I was surprised to hear him say such things, I mean I don't dare think that I am the only person he's ever been in love with (I'm still not 100 percent certain if what he feels for me is love or just… I mean he's never said it explicitly but they say actions speak louder than words and well… oh anyway) let alone that I would be the only person that he has said this to or felt this way about.
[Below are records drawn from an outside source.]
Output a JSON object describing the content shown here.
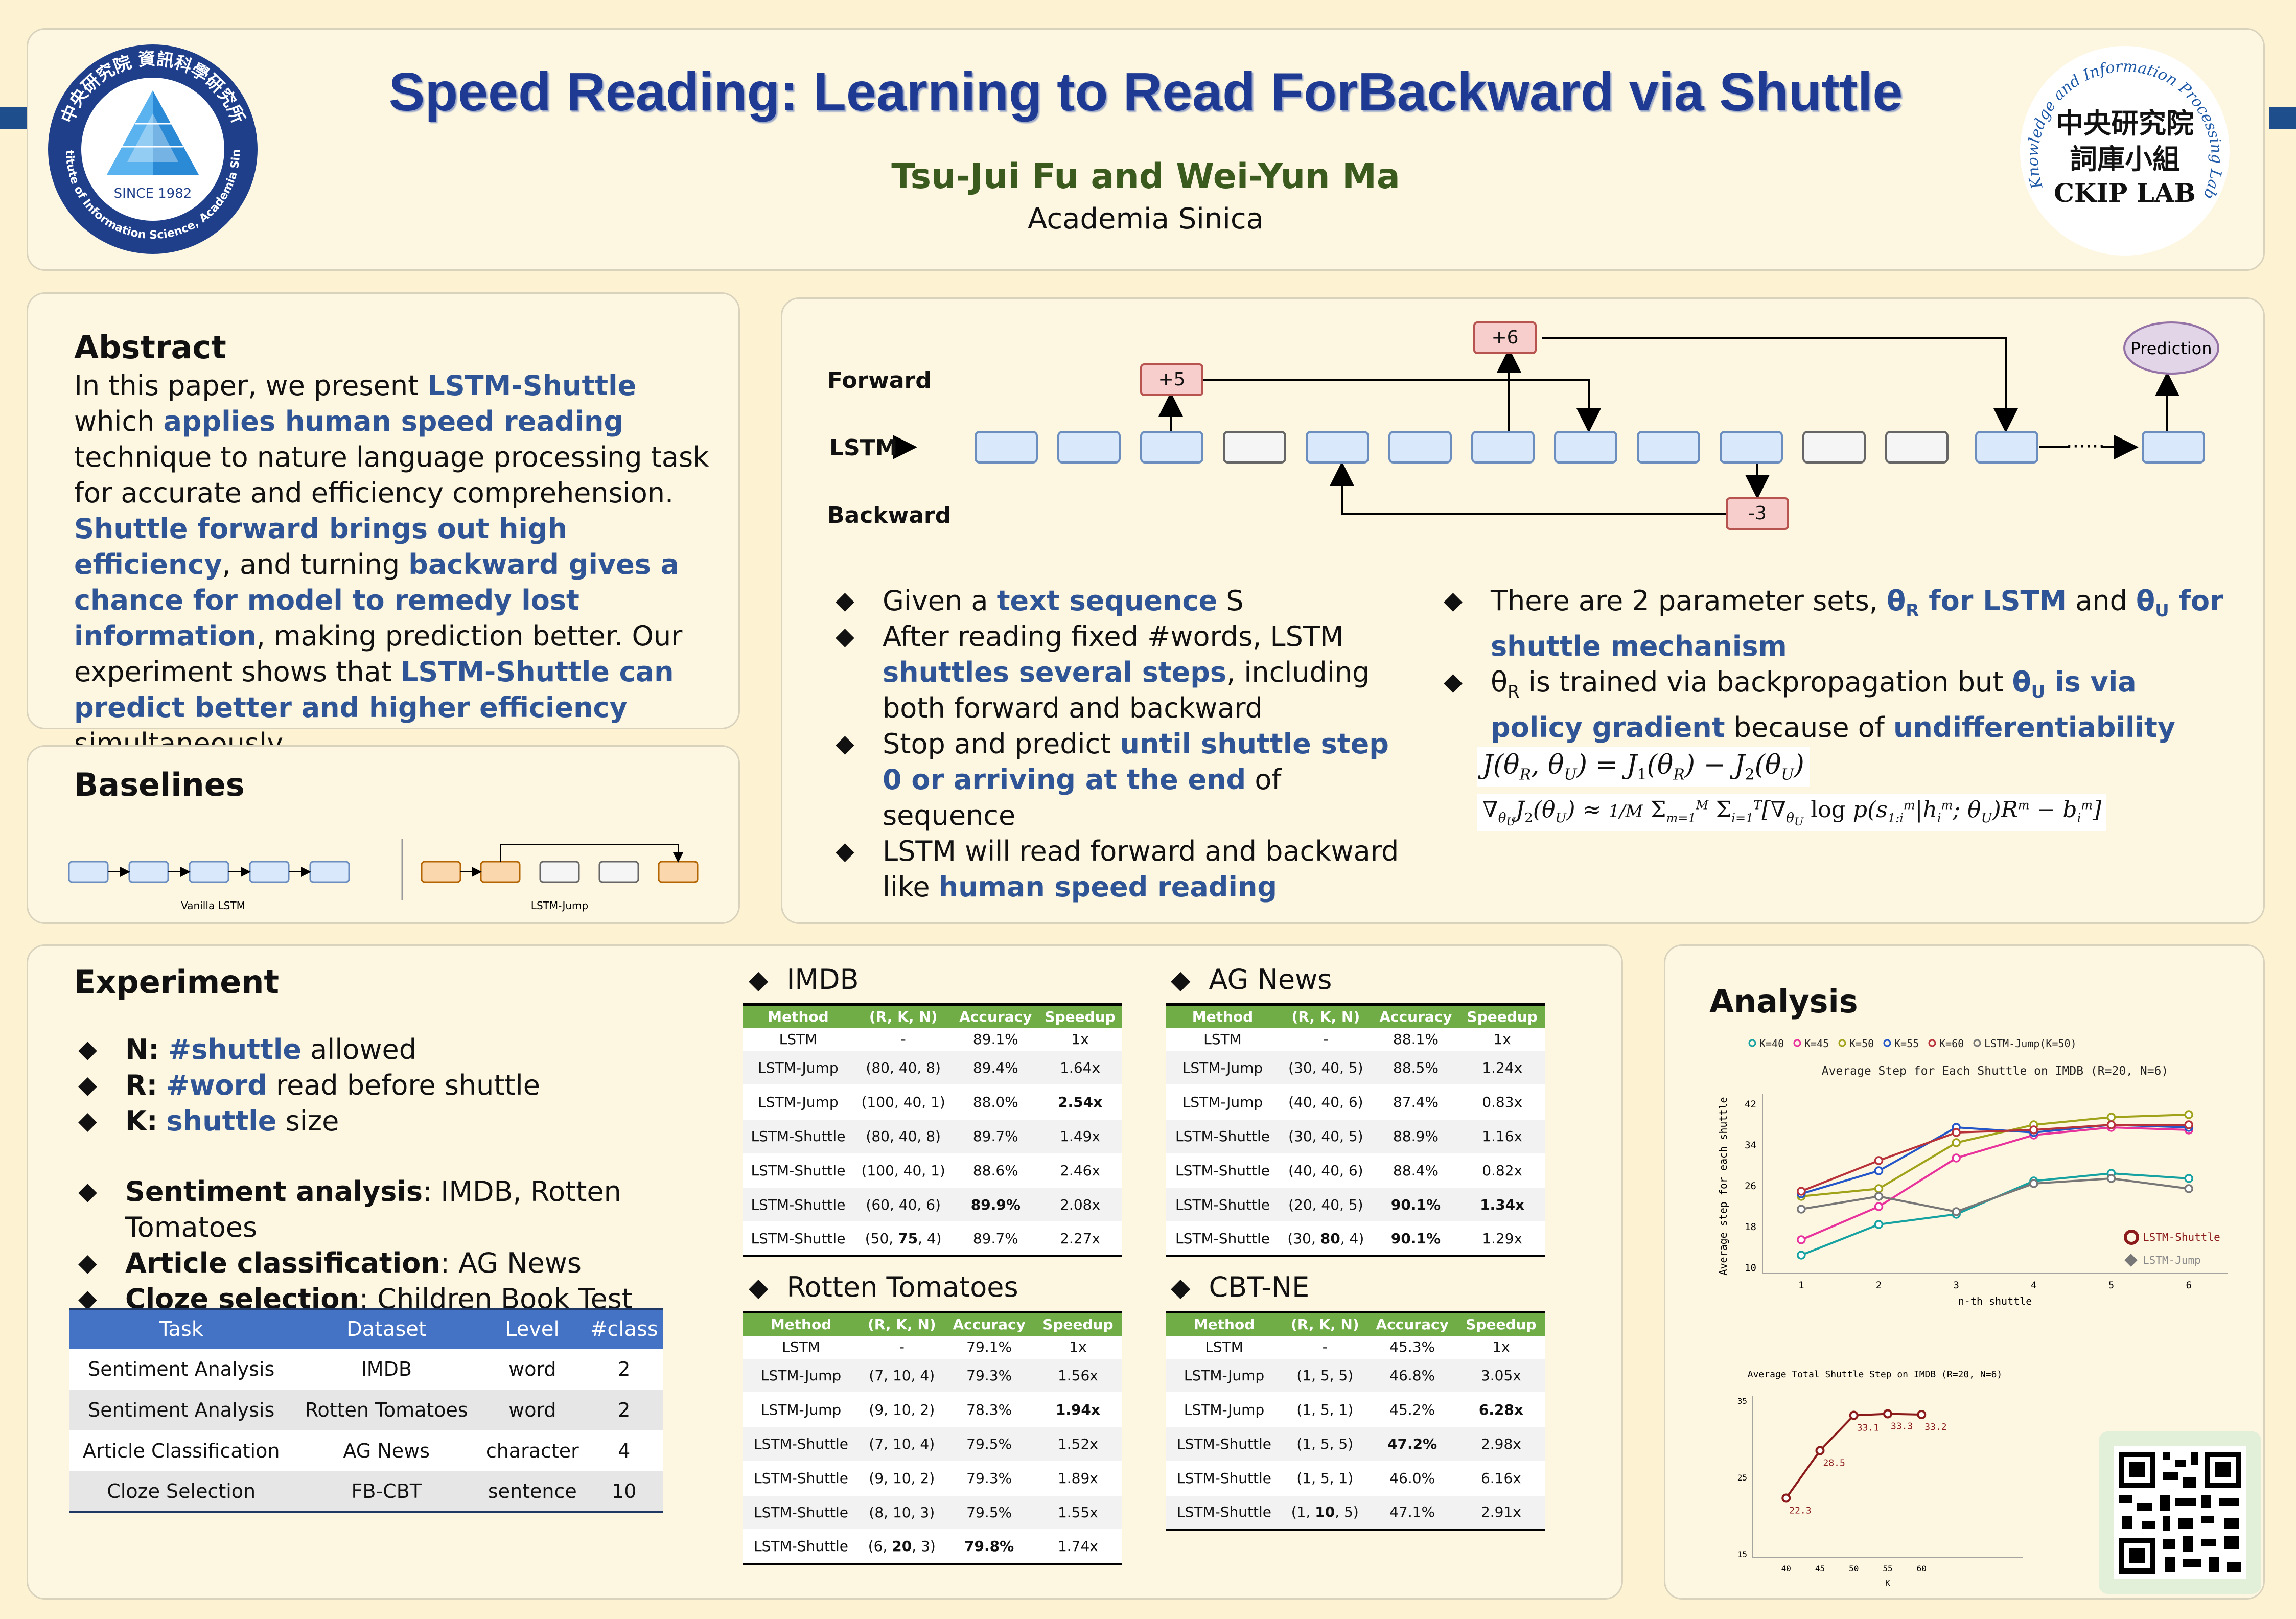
{
  "header": {
    "title": "Speed Reading: Learning to Read ForBackward via Shuttle",
    "authors": "Tsu-Jui Fu and Wei-Yun Ma",
    "affiliation": "Academia Sinica",
    "left_logo": {
      "top_text": "中央研究院 資訊科學研究所",
      "since": "SINCE 1982",
      "bottom_text": "Institute of Information Science, Academia Sinica"
    },
    "right_logo": {
      "line1": "中央研究院",
      "line2": "詞庫小組",
      "line3": "CKIP LAB",
      "ring": "Chinese Knowledge and Information Processing Laboratory"
    }
  },
  "abstract": {
    "heading": "Abstract",
    "p1": "In this paper, we present ",
    "h1": "LSTM-Shuttle",
    "p2": " which ",
    "h2": "applies human speed reading",
    "p3": " technique to nature language processing task for accurate and efficiency comprehension. ",
    "h3": "Shuttle forward brings out high efficiency",
    "p4": ", and turning ",
    "h4": "backward gives a chance for model to remedy lost information",
    "p5": ", making prediction better. Our experiment shows that ",
    "h5": "LSTM-Shuttle can predict better and higher efficiency",
    "p6": " simultaneously."
  },
  "baselines": {
    "heading": "Baselines",
    "vanilla_label": "Vanilla LSTM",
    "jump_label": "LSTM-Jump"
  },
  "diagram": {
    "forward": "Forward",
    "lstm": "LSTM",
    "backward": "Backward",
    "plus5": "+5",
    "plus6": "+6",
    "minus3": "-3",
    "prediction": "Prediction",
    "dots": "······"
  },
  "method": {
    "left_bullets": [
      {
        "a": "Given a ",
        "b": "text sequence",
        "c": " S"
      },
      {
        "a": "After reading fixed #words, LSTM ",
        "b": "shuttles several steps",
        "c": ", including both forward and backward"
      },
      {
        "a": "Stop and predict ",
        "b": "until shuttle step 0 or arriving at the end",
        "c": " of sequence"
      },
      {
        "a": "LSTM will read forward and backward like ",
        "b": "human speed reading",
        "c": ""
      }
    ],
    "right_b1": {
      "a": "There are 2 parameter sets, ",
      "t1": "θ",
      "s1": "R",
      "b": " for LSTM",
      "c": " and ",
      "t2": "θ",
      "s2": "U",
      "d": " for shuttle mechanism"
    },
    "right_b2": {
      "t1": "θ",
      "s1": "R",
      "a": " is trained via backpropagation but ",
      "t2": "θ",
      "s2": "U",
      "b": " is via policy gradient",
      "c": " because of ",
      "d": "undifferentiability"
    }
  },
  "experiment": {
    "heading": "Experiment",
    "settings": [
      {
        "k": "N:",
        "v": "#shuttle",
        "rest": " allowed"
      },
      {
        "k": "R:",
        "v": "#word",
        "rest": " read before shuttle"
      },
      {
        "k": "K:",
        "v": "shuttle",
        "rest": " size"
      }
    ],
    "tasks": [
      {
        "k": "Sentiment analysis",
        "rest": ": IMDB, Rotten Tomatoes"
      },
      {
        "k": "Article classification",
        "rest": ": AG News"
      },
      {
        "k": "Cloze selection",
        "rest": ": Children Book Test"
      }
    ],
    "task_table": {
      "headers": [
        "Task",
        "Dataset",
        "Level",
        "#class"
      ],
      "rows": [
        [
          "Sentiment Analysis",
          "IMDB",
          "word",
          "2"
        ],
        [
          "Sentiment Analysis",
          "Rotten Tomatoes",
          "word",
          "2"
        ],
        [
          "Article Classification",
          "AG News",
          "character",
          "4"
        ],
        [
          "Cloze Selection",
          "FB-CBT",
          "sentence",
          "10"
        ]
      ]
    }
  },
  "results": {
    "headers": [
      "Method",
      "(R, K, N)",
      "Accuracy",
      "Speedup"
    ],
    "imdb": {
      "title": "IMDB",
      "rows": [
        [
          "LSTM",
          "-",
          "89.1%",
          "1x"
        ],
        [
          "LSTM-Jump",
          "(80, 40, 8)",
          "89.4%",
          "1.64x"
        ],
        [
          "LSTM-Jump",
          "(100, 40, 1)",
          "88.0%",
          "2.54x"
        ],
        [
          "LSTM-Shuttle",
          "(80, 40, 8)",
          "89.7%",
          "1.49x"
        ],
        [
          "LSTM-Shuttle",
          "(100, 40, 1)",
          "88.6%",
          "2.46x"
        ],
        [
          "LSTM-Shuttle",
          "(60, 40, 6)",
          "89.9%",
          "2.08x"
        ],
        [
          "LSTM-Shuttle",
          "(50, 75, 4)",
          "89.7%",
          "2.27x"
        ]
      ]
    },
    "ag": {
      "title": "AG News",
      "rows": [
        [
          "LSTM",
          "-",
          "88.1%",
          "1x"
        ],
        [
          "LSTM-Jump",
          "(30, 40, 5)",
          "88.5%",
          "1.24x"
        ],
        [
          "LSTM-Jump",
          "(40, 40, 6)",
          "87.4%",
          "0.83x"
        ],
        [
          "LSTM-Shuttle",
          "(30, 40, 5)",
          "88.9%",
          "1.16x"
        ],
        [
          "LSTM-Shuttle",
          "(40, 40, 6)",
          "88.4%",
          "0.82x"
        ],
        [
          "LSTM-Shuttle",
          "(20, 40, 5)",
          "90.1%",
          "1.34x"
        ],
        [
          "LSTM-Shuttle",
          "(30, 80, 4)",
          "90.1%",
          "1.29x"
        ]
      ]
    },
    "rt": {
      "title": "Rotten Tomatoes",
      "rows": [
        [
          "LSTM",
          "-",
          "79.1%",
          "1x"
        ],
        [
          "LSTM-Jump",
          "(7, 10, 4)",
          "79.3%",
          "1.56x"
        ],
        [
          "LSTM-Jump",
          "(9, 10, 2)",
          "78.3%",
          "1.94x"
        ],
        [
          "LSTM-Shuttle",
          "(7, 10, 4)",
          "79.5%",
          "1.52x"
        ],
        [
          "LSTM-Shuttle",
          "(9, 10, 2)",
          "79.3%",
          "1.89x"
        ],
        [
          "LSTM-Shuttle",
          "(8, 10, 3)",
          "79.5%",
          "1.55x"
        ],
        [
          "LSTM-Shuttle",
          "(6, 20, 3)",
          "79.8%",
          "1.74x"
        ]
      ]
    },
    "cbt": {
      "title": "CBT-NE",
      "rows": [
        [
          "LSTM",
          "-",
          "45.3%",
          "1x"
        ],
        [
          "LSTM-Jump",
          "(1, 5, 5)",
          "46.8%",
          "3.05x"
        ],
        [
          "LSTM-Jump",
          "(1, 5, 1)",
          "45.2%",
          "6.28x"
        ],
        [
          "LSTM-Shuttle",
          "(1, 5, 5)",
          "47.2%",
          "2.98x"
        ],
        [
          "LSTM-Shuttle",
          "(1, 5, 1)",
          "46.0%",
          "6.16x"
        ],
        [
          "LSTM-Shuttle",
          "(1, 10, 5)",
          "47.1%",
          "2.91x"
        ]
      ]
    }
  },
  "analysis": {
    "heading": "Analysis",
    "chart1": {
      "type": "line",
      "title": "Average Step for Each Shuttle on IMDB (R=20, N=6)",
      "xlabel": "n-th shuttle",
      "ylabel": "Average step for each shuttle",
      "x": [
        1,
        2,
        3,
        4,
        5,
        6
      ],
      "yticks": [
        10,
        18,
        26,
        34,
        42
      ],
      "ylim": [
        10,
        42
      ],
      "legend_top": [
        "K=40",
        "K=45",
        "K=50",
        "K=55",
        "K=60",
        "LSTM-Jump(K=50)"
      ],
      "legend_bottom": [
        "LSTM-Shuttle",
        "LSTM-Jump"
      ],
      "series": [
        {
          "name": "K=40",
          "color": "#17a2a2",
          "values": [
            12.5,
            18.5,
            20.5,
            27.0,
            28.5,
            27.5
          ]
        },
        {
          "name": "K=45",
          "color": "#e8329c",
          "values": [
            15.5,
            22.0,
            31.5,
            36.0,
            37.5,
            37.0
          ]
        },
        {
          "name": "K=50",
          "color": "#a0a21a",
          "values": [
            24.0,
            25.5,
            34.5,
            38.0,
            39.5,
            40.0
          ]
        },
        {
          "name": "K=55",
          "color": "#2357c9",
          "values": [
            24.5,
            29.0,
            37.5,
            36.5,
            38.0,
            37.5
          ]
        },
        {
          "name": "K=60",
          "color": "#b8323a",
          "values": [
            25.0,
            31.0,
            36.5,
            37.0,
            38.0,
            38.0
          ]
        },
        {
          "name": "LSTM-Jump(K=50)",
          "color": "#777777",
          "values": [
            21.5,
            24.0,
            21.0,
            26.5,
            27.5,
            25.5
          ]
        }
      ]
    },
    "chart2": {
      "type": "line",
      "title": "Average Total Shuttle Step on IMDB (R=20, N=6)",
      "xlabel": "K",
      "x": [
        40,
        45,
        50,
        55,
        60
      ],
      "values": [
        22.3,
        28.5,
        33.1,
        33.3,
        33.2
      ],
      "labels": [
        "22.3",
        "28.5",
        "33.1",
        "33.3",
        "33.2"
      ],
      "yticks": [
        15,
        25,
        35
      ],
      "ylim": [
        15,
        35
      ],
      "color": "#8b1a1a"
    }
  },
  "colors": {
    "title_blue": "#1f3a93",
    "highlight_blue": "#2f5597",
    "author_green": "#3b5a1e",
    "table_green": "#70ad47",
    "table_blue": "#4472c4"
  }
}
But it was still so lovely and so sad in a way, to hear it said out loud to me then, that I matter to him. "Thank you" I whispered lovingly back, planting a soft kiss on his cheek. "But this is enough; you don't have to change anything"

"Did I ever tell you that you're wonderful?"

"Only once or twice…" I winked.

"Cheeky!" He said, rather more loudly than we had been speaking in the last few minutes or so, and pinched my backside… typical Jack.

After the happy couple had had their fill of champagne and dancing, and we had started to clear up, we set to work on the guests. It's a very good job we packed all of that retcon.